Lunes 12 de octubre: ¿Por qué este plano de Junior Bonner me importa tanto? Dura pocos segundos y su relevancia tiene que ver con que contribuye, como toda la película, a fijar un mundo que aún era -o parecía ser- cotidianamente sólido, incluso duro. Quizás también porque me da la impresión de que es un plano más prescindible que los otros de la escena. No refleja un hábito prolijo, tampoco, sino uno vinculado al apetito, quizás también a la infancia, o al hambre del trabajador. Unos segundos antes la madre del protagonista de este plano fue reprendida por otro integrante de la mesa debido a que estaba dándole de comer al nieto mientras fumaba, y la puesta en escena nos solidarizó con la fumadora gracias a una mirada, cabizbaja pero elocuente, del hombre que limpia su plato con un pedazo de pan, hijo ya adulto y errante que regresa al hogar. El mundo empezaba a transformarse en un lugar oficialmente más saludable y más cómodo por esos años, quizás mejor aunque menos real, menos material, menos pesado. Yo nací un año después del estreno de esta película crepuscular y me identifico con su sentido de la pérdida, ya sea una prerrogativa generacional o exclusiva sensibilidad de Peckinpah.
Domingo 11 de octubre: «Quizás los animales están más adelantados que los japoneses y que nosotros». (Sivio Fernández Melgarejo).
El célebre escenario de durmientes construido a pedido de Sergio Leone para el comienzo de Erase una vez en el Oeste me recuerda mucho a la taberna que Orson Welles diseñó para Campanadas a medianoche. Si bien aquel es abierto y este cerrado, los dos son teatros donde la cámara y/o el montaje crearán sentido con operaciones de puesta en escena sofisticadas a partir de elementos visuales rústicos, incluso groseros.
Viernes 9 de octubre: Acabo de ver, por primera vez, algo de Chabrol que me pareció sublime. La prolongación del último gesto de Monique Chaumette en Los fantasmas del sombrerero le confiere a su teatralidad la verdad de la locura. Es insoportable.

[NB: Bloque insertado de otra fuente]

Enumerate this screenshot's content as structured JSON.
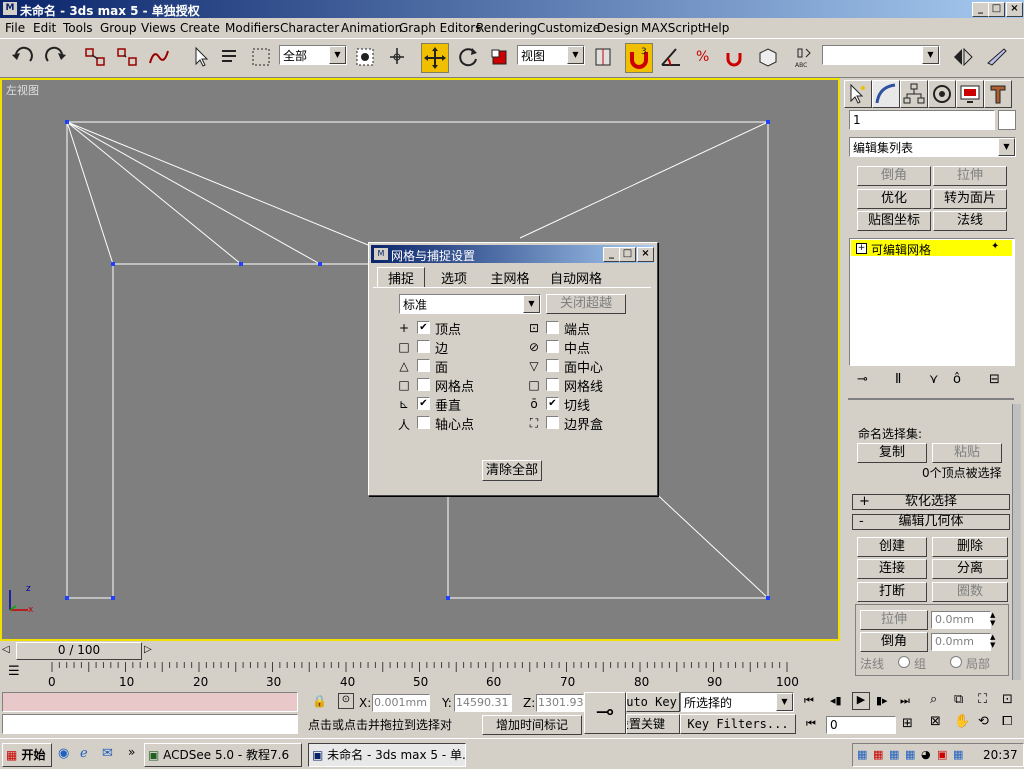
{
  "window": {
    "title": "未命名 - 3ds max 5 - 单独授权"
  },
  "menu": [
    "File",
    "Edit",
    "Tools",
    "Group",
    "Views",
    "Create",
    "Modifiers",
    "Character",
    "Animation",
    "Graph Editors",
    "Rendering",
    "Customize",
    "Design",
    "MAXScript",
    "Help"
  ],
  "toolbar": {
    "selection_filter": "全部",
    "ref_coord": "视图",
    "named_selection": ""
  },
  "viewport": {
    "label": "左视图",
    "axis_x": "x",
    "axis_z": "z"
  },
  "dialog": {
    "title": "网格与捕捉设置",
    "tabs": [
      "捕捉",
      "选项",
      "主网格",
      "自动网格"
    ],
    "preset": "标准",
    "override_button": "关闭超越",
    "left_snaps": [
      {
        "label": "顶点",
        "checked": true,
        "icon": "+"
      },
      {
        "label": "边",
        "checked": false,
        "icon": "□"
      },
      {
        "label": "面",
        "checked": false,
        "icon": "△"
      },
      {
        "label": "网格点",
        "checked": false,
        "icon": "□"
      },
      {
        "label": "垂直",
        "checked": true,
        "icon": "⊾"
      },
      {
        "label": "轴心点",
        "checked": false,
        "icon": "人"
      }
    ],
    "right_snaps": [
      {
        "label": "端点",
        "checked": false,
        "icon": "⊡"
      },
      {
        "label": "中点",
        "checked": false,
        "icon": "⊘"
      },
      {
        "label": "面中心",
        "checked": false,
        "icon": "▽"
      },
      {
        "label": "网格线",
        "checked": false,
        "icon": "□"
      },
      {
        "label": "切线",
        "checked": true,
        "icon": "ō"
      },
      {
        "label": "边界盒",
        "checked": false,
        "icon": "⛶"
      }
    ],
    "clear_all": "清除全部"
  },
  "panel": {
    "object_name": "1",
    "modifier_list": "编辑集列表",
    "btn_chamfer_top": "倒角",
    "btn_extrude_top": "拉伸",
    "btn_optimize": "优化",
    "btn_to_patch": "转为面片",
    "btn_uv": "贴图坐标",
    "btn_normal": "法线",
    "stack_item": "可编辑网格",
    "named_sel": "命名选择集:",
    "btn_copy": "复制",
    "btn_paste": "粘贴",
    "sel_status": "0个顶点被选择",
    "rollout_soft": "软化选择",
    "rollout_soft_sign": "+",
    "rollout_edit": "编辑几何体",
    "rollout_edit_sign": "-",
    "btn_create": "创建",
    "btn_delete": "删除",
    "btn_attach": "连接",
    "btn_detach": "分离",
    "btn_break": "打断",
    "btn_turn": "圈数",
    "btn_extrude": "拉伸",
    "btn_chamfer": "倒角",
    "spin_extrude": "0.0mm",
    "spin_chamfer": "0.0mm",
    "normal_label": "法线",
    "radio_group": "组",
    "radio_local": "局部"
  },
  "timeline": {
    "frame_display": "0 / 100",
    "ticks": [
      "0",
      "10",
      "20",
      "30",
      "40",
      "50",
      "60",
      "70",
      "80",
      "90",
      "100"
    ]
  },
  "status": {
    "x_label": "X:",
    "x_value": "0.001mm",
    "y_label": "Y:",
    "y_value": "14590.31",
    "z_label": "Z:",
    "z_value": "1301.93",
    "prompt": "点击或点击并拖拉到选择对",
    "add_time_tag": "增加时间标记",
    "auto_key": "Auto Key",
    "set_key": "设置关键",
    "key_mode": "所选择的",
    "key_filters": "Key Filters...",
    "current_frame": "0"
  },
  "taskbar": {
    "start": "开始",
    "task1": "ACDSee 5.0 - 教程7.6",
    "task2": "未命名 - 3ds max 5 - 单...",
    "clock": "20:37"
  },
  "colors": {
    "viewport_bg": "#7f7f7f",
    "viewport_border": "#f0e000",
    "stack_highlight": "#ffff00",
    "accent": "#0a246a"
  }
}
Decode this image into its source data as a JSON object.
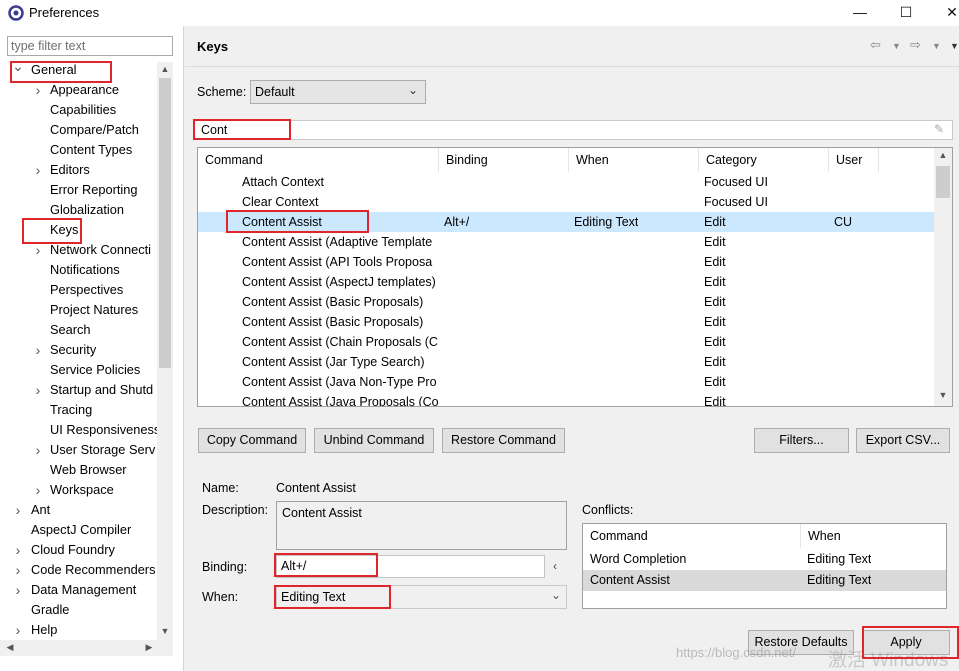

Jueves 8 de octubre: Los pensamientos de Piccoli mientras maneja de noche no podrían sino estar únicamente en una película de Sautet, pero este plano es de La chamade, de Alain Cavalier, rodada un año antes que Las cosas de la vida. En Le filmeur, diario filmado de 2005, hay un momento en que Cavalier se entera de la muerte de su amigo Sautet, a quien envidiaba porque había filmado los cafés de París mejor que nadie, y su homenaje consiste en pronunciar el hecho para su cámara-diario en el baño de uno de esos cafés.
Monicelli filmó La rosa del desierto, su último largometraje, hace diez años (también filmó dos cortos más antes de tirarse por la ventana de un hospital a los 95). El último plano es el de una tumba cavada en el desierto. Hay una cruz de madera, un montículo de arena y un cuaderno de notas apoyado sobre el túmulo que el viento finalmente arrastra. Podría ser un final de carrera tan devastador como el de John Huston en Desde ahora y para siempre (The Dead), pero una palabra pronunciada en el plano precedente compensa el peso fúnebre de la imagen: «cornudo».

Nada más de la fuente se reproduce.